Although most of the museum is dedicated to the revolution against the French, there are several displays focusing on the American pilots who were incarcerated at Hoa Lo, including Senator John McCain (the Republican nominee for the US presidency in 2008). McCain’s flight suit is displayed, along with a photograph of Hanoi locals rescuing him from Truc Bach Lake after being shot down in 1967.
Although we were somewhat sceptical of the photographs of seemingly content American POWs playing basketball and decorating Christmas trees!
It was certainly a though provoking visit to have an insight into such recent autrocities.
From there, we walked to the Hoan Kiem Lake.

According to the legend, emperor Le Loi was boating on the lake when his magic sword, Heaven's Will, was grabbed by a turtle who quickly disappeared into the depths. 

All attempts to find either the sword or the turtle failed. Loi concluded that the Golden Turtle God had come to reclaim the sword that it had given Loi some time earlier, during his revolt against the Chinese Ming Dynasty. 

Near the northern shore of the lake lies Jade Island on which stands the Temple of Jade Mountain (Ngoc Son Temple), which was erected in the 18th century. 

It honors the 13th-century military leader Tran Hung Dao, Van Xuong, a scholar, and Nguyen Van Sieu, a Confucian master. Jade Island is connected to the shore by the wooden red-painted bridge. 

The Huc Bridge (The Huc, meaning Morning Sunlight Bridge).
There were offerings of money at many of the alters in the temple. I can't imagine that you would see this in England - the cash would soon disappear!

Paul was accosted by a couple of Vietnamese girls who wanted their picture taken with him, they were really sweet!
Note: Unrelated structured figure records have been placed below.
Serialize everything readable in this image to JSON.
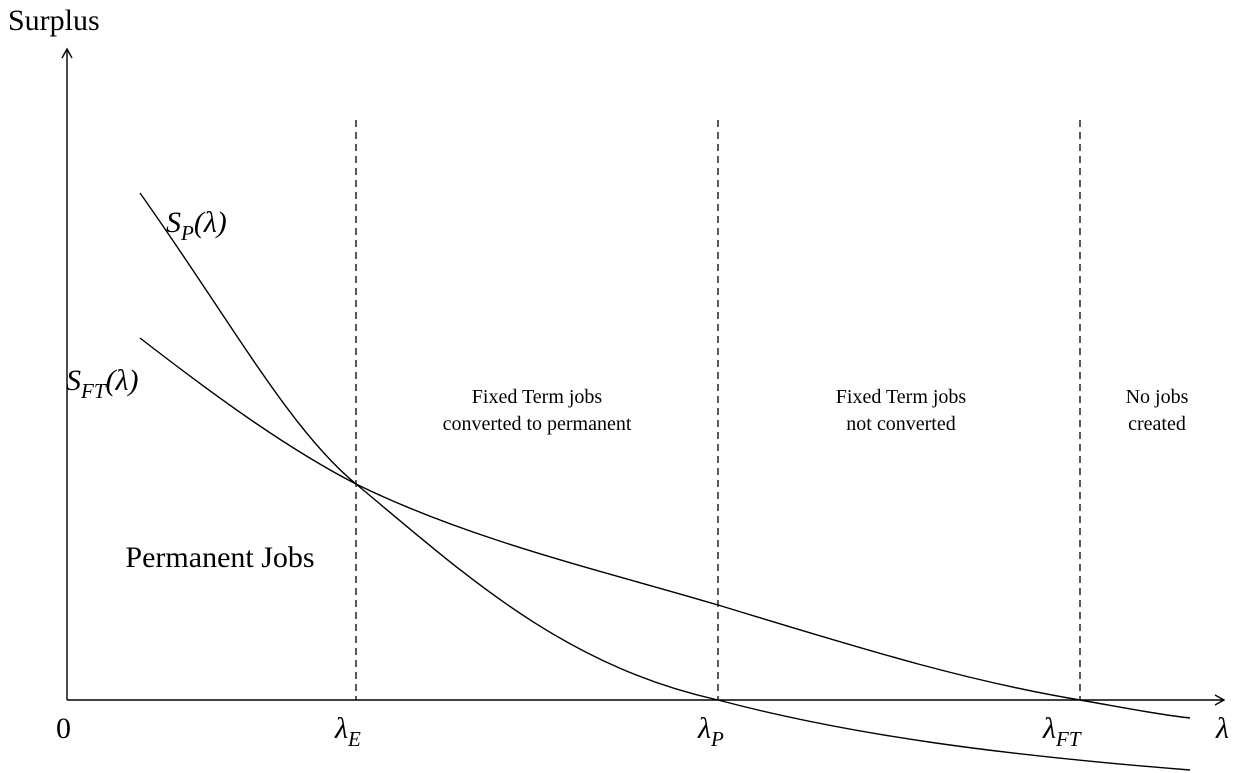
{
  "axes": {
    "y_label": "Surplus",
    "x_label": "λ",
    "origin": "0"
  },
  "thresholds": [
    {
      "base": "λ",
      "sub": "E"
    },
    {
      "base": "λ",
      "sub": "P"
    },
    {
      "base": "λ",
      "sub": "FT"
    }
  ],
  "curves": [
    {
      "base": "S",
      "sub": "P",
      "arg": "(λ)"
    },
    {
      "base": "S",
      "sub": "FT",
      "arg": "(λ)"
    }
  ],
  "regions": [
    {
      "lines": [
        "Permanent Jobs"
      ]
    },
    {
      "lines": [
        "Fixed Term jobs",
        "converted to permanent"
      ]
    },
    {
      "lines": [
        "Fixed Term jobs",
        "not converted"
      ]
    },
    {
      "lines": [
        "No jobs",
        "created"
      ]
    }
  ]
}
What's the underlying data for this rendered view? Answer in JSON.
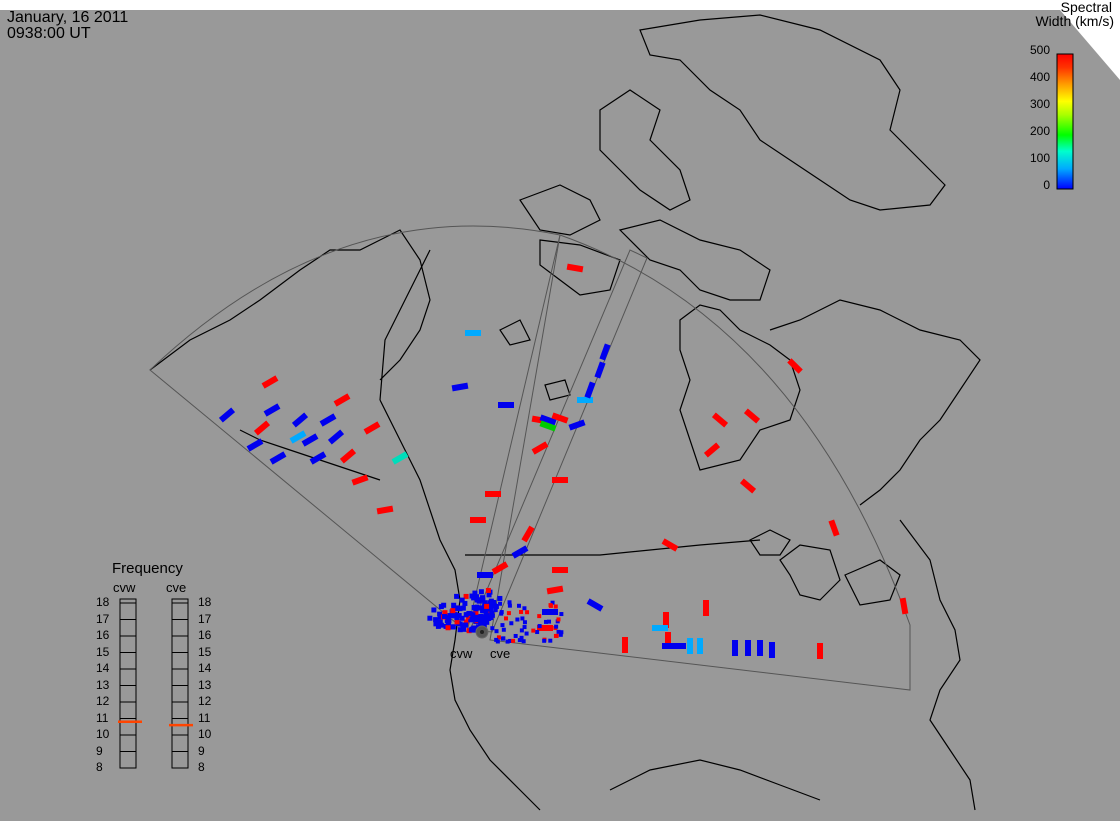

We then walked to the Old Quarter.  It was crazily busy, but we are more confident crossing the roads now.  You just have to walk straight across and trust that all the scooters will just find a way around you!
My work colleagues would have loved to see the guy on the scooter carrying a large Acetylene cylinder strapped on the back with a couple of feet of cylinder hanging over either side of his scooter!  No doubt he was delivering it to the guy welding on the street in his flip-flops with no goggles or protective clothing!
We were fascinated by the electric cables - it's just like a plate of spaghetti!  How on earth they know which cable belongs to which property, I'll never know!

The streets here seemed to be dedicated to particular wares - silk, silver, steel, brassware, but then also random groups of shops altogether one one street for sunglasses, door handles, electric fans, flowers etc!

After  a while, the incessant noise from the scooters become a bit too much and the heat and humidity was overbearing, so mid-afternoon, we headed home to the hotel for a cool shower and a rest.
We were determined not to be put off by yesterday's lunch disaster, so we chose a Vietnamese restaurant for our evening meal.  It was quite dark outside, so the concierge called a taxi for us.  The taxi driver kept chuckling and was driving exceedingly slowly.  We were a bit puzzled until he drove around the corner and pulled up at the address. It cost us about 35p!  
We chose a set meal for four to give us a mix of Vietnamese food and it was fabulous!  There wasn't a single dish we didn't enjoy.  Needless to say, we took a five minute walk back to the hotel!

Tomorrow, we leave the madness of Hanoi for the tranquility of Halong Bay.